German jazz singer (born 1931)

Ruth Hohmann (born 19 August 1931) is a German jazz singer and university lecturer. She was known as the "First Lady of East German Jazz" and was for a long time East Germany's only jazz singer of note, playing a major role in the dissemination of the music in the country.

==Biography==
Born in Eisenach, Thuringia, Germany, Ruth Hohmann (her stage name) as a child took singing and ballet lessons and sang in the school choir. In 1949, she went to acting school in Erfurt. Two years later, she married the theater and film critic Heinz Hofmann and moved to Berlin. When their two children were old enough, she began performing publicly. On 12 November 1961, she made her first appearance as a jazz singer, singing English lyrics, and thereafter made constant appearances at home and abroad with her band the Jazz Optimisten Berlin, until the mid-1960s, when her career stalled because of the ruling politburo's cultural policies.

Walter Ulbricht, East Germany's hardline communist ruler between 1949 and 1971, clamped down on anything he felt had links with American imperialism, and while jazz was not officially banned, Hohmann has recalled that "we stopped getting bookings. Concerts would be cancelled at the last minute, with promoters giving excuses like 'we haven't got a sound technician'." It was only after Erich Honecker took over as leader of the GDR in 1971 that she was able to resume her performances. From 1976 to 1996, she was a lecturer at Berlin's Hanns Eisler Academy of Music for vocal training.

She was featured in the television documentary series Lebensläufe, in a 1999 episode entitled "Ruth Hohmann – Ein Leben für den Jazz", and also appeared in the 2005 film NVA.

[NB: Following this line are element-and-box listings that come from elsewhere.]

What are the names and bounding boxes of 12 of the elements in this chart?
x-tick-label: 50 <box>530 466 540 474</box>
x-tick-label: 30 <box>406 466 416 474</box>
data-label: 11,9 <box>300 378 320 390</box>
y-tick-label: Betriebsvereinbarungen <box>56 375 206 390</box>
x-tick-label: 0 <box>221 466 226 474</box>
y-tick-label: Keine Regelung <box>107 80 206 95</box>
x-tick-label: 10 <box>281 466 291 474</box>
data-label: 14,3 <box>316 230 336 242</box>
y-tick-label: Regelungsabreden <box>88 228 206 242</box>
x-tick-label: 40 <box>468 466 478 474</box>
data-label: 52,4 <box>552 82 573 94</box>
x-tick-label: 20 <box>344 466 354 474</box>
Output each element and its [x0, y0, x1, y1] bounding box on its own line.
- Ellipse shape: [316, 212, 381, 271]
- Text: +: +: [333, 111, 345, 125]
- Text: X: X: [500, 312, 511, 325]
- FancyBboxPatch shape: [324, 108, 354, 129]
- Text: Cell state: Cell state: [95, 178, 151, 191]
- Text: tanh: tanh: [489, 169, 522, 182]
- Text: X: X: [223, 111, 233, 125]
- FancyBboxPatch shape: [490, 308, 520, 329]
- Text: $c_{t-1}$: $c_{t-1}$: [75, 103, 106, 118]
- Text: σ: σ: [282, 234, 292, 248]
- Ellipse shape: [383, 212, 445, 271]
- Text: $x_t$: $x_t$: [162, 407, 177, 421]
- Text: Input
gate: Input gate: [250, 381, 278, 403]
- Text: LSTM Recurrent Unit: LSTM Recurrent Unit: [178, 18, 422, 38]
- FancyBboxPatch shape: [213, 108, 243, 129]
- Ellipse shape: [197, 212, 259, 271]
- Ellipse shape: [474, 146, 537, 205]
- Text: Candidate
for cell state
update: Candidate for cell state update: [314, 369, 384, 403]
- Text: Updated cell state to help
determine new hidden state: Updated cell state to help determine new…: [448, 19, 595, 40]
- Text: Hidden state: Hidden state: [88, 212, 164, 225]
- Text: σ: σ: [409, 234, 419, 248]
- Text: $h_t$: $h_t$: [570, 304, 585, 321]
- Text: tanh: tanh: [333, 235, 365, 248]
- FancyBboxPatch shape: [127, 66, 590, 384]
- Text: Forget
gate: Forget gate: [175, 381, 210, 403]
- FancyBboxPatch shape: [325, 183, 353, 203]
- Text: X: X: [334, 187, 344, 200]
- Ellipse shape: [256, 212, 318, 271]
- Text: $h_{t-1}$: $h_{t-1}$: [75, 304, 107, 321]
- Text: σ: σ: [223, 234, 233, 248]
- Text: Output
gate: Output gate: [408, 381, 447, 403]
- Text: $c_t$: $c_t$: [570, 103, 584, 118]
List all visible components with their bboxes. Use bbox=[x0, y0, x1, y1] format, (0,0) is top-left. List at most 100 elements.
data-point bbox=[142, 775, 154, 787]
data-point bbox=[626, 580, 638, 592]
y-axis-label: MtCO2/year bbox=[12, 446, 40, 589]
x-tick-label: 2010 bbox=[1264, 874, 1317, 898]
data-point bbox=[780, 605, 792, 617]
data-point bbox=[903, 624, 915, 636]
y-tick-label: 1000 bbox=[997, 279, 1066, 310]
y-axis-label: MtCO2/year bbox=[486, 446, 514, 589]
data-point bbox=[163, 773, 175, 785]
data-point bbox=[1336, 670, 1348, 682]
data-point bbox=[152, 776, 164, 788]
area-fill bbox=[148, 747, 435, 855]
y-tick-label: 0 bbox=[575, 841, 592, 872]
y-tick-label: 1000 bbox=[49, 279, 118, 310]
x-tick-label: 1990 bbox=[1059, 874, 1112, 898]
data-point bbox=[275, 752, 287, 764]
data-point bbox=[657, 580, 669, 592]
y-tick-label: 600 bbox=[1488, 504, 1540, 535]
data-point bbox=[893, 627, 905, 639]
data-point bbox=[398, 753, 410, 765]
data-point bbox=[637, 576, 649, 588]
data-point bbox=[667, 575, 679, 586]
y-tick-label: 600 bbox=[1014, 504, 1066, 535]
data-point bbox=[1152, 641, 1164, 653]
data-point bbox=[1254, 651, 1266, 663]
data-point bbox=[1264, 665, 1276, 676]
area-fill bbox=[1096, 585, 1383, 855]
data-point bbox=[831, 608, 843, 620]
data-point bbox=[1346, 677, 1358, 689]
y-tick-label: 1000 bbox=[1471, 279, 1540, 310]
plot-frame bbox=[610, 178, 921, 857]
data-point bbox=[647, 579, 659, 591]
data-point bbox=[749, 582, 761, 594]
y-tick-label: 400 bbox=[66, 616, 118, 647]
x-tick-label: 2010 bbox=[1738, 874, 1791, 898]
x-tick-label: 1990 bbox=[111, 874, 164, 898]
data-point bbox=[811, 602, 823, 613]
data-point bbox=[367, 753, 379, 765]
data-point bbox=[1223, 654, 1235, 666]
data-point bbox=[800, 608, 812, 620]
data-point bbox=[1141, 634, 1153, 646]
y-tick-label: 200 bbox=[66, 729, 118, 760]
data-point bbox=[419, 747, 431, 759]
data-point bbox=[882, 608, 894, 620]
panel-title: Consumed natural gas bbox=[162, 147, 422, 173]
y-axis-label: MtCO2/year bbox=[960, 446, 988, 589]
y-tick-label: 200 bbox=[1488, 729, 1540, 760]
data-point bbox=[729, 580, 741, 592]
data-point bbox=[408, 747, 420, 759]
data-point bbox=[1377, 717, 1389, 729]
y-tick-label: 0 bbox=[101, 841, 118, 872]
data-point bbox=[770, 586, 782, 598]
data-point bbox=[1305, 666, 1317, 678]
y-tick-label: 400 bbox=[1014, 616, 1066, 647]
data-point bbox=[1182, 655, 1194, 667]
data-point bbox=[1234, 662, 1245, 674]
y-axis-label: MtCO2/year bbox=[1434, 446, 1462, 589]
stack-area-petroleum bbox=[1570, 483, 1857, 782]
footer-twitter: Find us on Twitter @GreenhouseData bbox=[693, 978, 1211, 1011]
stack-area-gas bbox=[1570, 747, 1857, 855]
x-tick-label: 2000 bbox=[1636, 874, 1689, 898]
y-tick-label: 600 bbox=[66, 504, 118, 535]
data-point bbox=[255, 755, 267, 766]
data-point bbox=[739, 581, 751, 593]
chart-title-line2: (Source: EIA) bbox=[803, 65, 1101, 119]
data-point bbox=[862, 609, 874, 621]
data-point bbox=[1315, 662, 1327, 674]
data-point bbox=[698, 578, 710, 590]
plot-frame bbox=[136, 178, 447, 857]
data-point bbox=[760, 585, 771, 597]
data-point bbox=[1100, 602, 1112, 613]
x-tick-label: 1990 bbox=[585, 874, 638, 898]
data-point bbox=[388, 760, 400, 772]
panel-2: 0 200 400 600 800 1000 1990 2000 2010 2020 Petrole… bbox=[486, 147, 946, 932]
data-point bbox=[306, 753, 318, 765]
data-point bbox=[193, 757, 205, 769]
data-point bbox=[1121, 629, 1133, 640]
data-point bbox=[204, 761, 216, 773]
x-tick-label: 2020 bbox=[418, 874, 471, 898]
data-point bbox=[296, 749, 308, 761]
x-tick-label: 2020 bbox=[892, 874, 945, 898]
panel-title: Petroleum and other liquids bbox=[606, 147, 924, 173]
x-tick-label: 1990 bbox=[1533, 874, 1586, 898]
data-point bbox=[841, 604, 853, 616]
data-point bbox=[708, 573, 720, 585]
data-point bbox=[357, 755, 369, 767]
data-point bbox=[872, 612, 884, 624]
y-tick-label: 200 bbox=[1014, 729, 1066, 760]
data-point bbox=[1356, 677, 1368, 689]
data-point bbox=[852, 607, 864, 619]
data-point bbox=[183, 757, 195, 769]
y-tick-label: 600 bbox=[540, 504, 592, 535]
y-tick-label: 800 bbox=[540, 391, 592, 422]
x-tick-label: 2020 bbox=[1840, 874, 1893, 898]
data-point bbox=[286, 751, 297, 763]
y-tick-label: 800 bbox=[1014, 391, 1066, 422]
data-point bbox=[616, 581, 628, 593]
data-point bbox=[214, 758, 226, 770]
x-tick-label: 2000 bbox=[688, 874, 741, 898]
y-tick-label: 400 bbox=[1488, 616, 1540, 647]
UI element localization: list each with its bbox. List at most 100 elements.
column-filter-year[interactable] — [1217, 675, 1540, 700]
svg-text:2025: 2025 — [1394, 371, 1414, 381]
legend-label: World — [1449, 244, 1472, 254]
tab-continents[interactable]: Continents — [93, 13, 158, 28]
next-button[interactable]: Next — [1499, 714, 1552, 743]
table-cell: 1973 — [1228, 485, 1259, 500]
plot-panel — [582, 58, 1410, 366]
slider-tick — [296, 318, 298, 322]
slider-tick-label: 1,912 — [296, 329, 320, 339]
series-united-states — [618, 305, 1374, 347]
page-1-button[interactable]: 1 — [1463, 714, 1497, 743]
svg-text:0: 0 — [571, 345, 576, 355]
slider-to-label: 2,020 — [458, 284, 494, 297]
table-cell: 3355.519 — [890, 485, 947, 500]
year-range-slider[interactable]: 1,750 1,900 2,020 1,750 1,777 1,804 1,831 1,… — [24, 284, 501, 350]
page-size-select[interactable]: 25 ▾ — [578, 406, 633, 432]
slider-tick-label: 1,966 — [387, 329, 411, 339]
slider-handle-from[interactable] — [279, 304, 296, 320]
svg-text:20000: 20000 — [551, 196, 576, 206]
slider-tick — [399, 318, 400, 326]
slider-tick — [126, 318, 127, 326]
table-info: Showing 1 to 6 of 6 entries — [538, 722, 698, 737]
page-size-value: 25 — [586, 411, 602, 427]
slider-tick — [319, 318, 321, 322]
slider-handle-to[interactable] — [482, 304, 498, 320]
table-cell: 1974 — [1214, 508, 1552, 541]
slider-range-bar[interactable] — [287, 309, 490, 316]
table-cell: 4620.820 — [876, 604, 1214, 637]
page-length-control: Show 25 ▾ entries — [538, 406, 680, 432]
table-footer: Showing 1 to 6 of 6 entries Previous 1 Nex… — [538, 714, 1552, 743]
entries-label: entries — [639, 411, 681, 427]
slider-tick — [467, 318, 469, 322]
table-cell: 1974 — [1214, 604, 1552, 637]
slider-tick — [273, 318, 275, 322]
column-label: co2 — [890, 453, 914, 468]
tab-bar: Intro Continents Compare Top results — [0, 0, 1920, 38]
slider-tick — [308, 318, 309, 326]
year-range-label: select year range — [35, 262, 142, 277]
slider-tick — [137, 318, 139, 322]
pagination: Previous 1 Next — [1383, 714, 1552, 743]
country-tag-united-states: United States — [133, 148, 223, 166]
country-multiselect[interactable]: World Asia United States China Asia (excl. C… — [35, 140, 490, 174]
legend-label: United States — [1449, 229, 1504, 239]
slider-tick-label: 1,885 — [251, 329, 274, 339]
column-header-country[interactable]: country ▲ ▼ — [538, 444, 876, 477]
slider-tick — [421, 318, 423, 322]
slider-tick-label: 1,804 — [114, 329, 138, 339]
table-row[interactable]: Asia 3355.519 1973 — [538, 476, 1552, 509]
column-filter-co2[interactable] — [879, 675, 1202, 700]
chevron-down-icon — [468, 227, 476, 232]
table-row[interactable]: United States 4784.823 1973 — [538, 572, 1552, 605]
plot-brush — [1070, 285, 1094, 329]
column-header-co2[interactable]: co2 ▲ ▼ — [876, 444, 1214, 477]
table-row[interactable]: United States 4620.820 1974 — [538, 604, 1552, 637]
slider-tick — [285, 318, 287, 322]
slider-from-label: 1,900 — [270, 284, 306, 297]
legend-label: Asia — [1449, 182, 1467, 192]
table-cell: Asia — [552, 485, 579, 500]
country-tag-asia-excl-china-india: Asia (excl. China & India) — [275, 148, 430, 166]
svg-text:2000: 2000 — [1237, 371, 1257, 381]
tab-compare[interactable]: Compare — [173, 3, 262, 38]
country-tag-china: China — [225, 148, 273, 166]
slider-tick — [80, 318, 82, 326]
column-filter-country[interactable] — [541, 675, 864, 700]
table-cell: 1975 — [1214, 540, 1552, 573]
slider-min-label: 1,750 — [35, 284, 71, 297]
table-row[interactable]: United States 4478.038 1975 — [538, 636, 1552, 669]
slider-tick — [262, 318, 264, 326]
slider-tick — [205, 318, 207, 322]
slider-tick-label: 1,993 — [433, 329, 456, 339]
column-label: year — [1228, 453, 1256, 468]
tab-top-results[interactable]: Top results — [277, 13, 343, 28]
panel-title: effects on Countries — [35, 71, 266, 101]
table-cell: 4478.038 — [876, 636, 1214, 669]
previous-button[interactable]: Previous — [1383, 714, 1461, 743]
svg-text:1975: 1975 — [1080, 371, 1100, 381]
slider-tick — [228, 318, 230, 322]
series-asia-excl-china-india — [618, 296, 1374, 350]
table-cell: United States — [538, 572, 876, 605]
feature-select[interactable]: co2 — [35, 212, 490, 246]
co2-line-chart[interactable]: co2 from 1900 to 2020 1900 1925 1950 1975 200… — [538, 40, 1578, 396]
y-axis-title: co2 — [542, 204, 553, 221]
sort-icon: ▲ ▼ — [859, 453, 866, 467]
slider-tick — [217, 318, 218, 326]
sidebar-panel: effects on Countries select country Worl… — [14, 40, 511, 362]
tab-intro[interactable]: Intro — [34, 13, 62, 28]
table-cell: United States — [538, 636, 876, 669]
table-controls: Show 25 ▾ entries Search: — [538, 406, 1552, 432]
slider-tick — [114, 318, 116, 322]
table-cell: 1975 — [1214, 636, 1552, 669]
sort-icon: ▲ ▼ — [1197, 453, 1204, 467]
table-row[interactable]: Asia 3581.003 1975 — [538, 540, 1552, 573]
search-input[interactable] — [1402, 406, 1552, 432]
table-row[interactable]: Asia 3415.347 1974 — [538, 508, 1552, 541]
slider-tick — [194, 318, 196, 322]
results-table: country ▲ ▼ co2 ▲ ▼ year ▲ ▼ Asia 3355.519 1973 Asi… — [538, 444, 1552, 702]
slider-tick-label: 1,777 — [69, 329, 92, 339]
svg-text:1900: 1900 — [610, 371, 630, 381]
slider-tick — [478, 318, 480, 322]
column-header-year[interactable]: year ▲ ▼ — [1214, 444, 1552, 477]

In 2011, "Ruth Hohmann, Germany's oldest active jazz singer renders 'The Entertainer' in an amazing range of different voices and registers, now straight-faced, now clowning around."

==Style==

She sings mainly jazz standards, such as "Sweet Georgia Brown" and "Makin' Whoopee", in a style that can be characterised as favouring swing, New Orleans jazz and blues, frequently using scat singing, for which she has been dubbed the "Ella Fitzgerald of the East".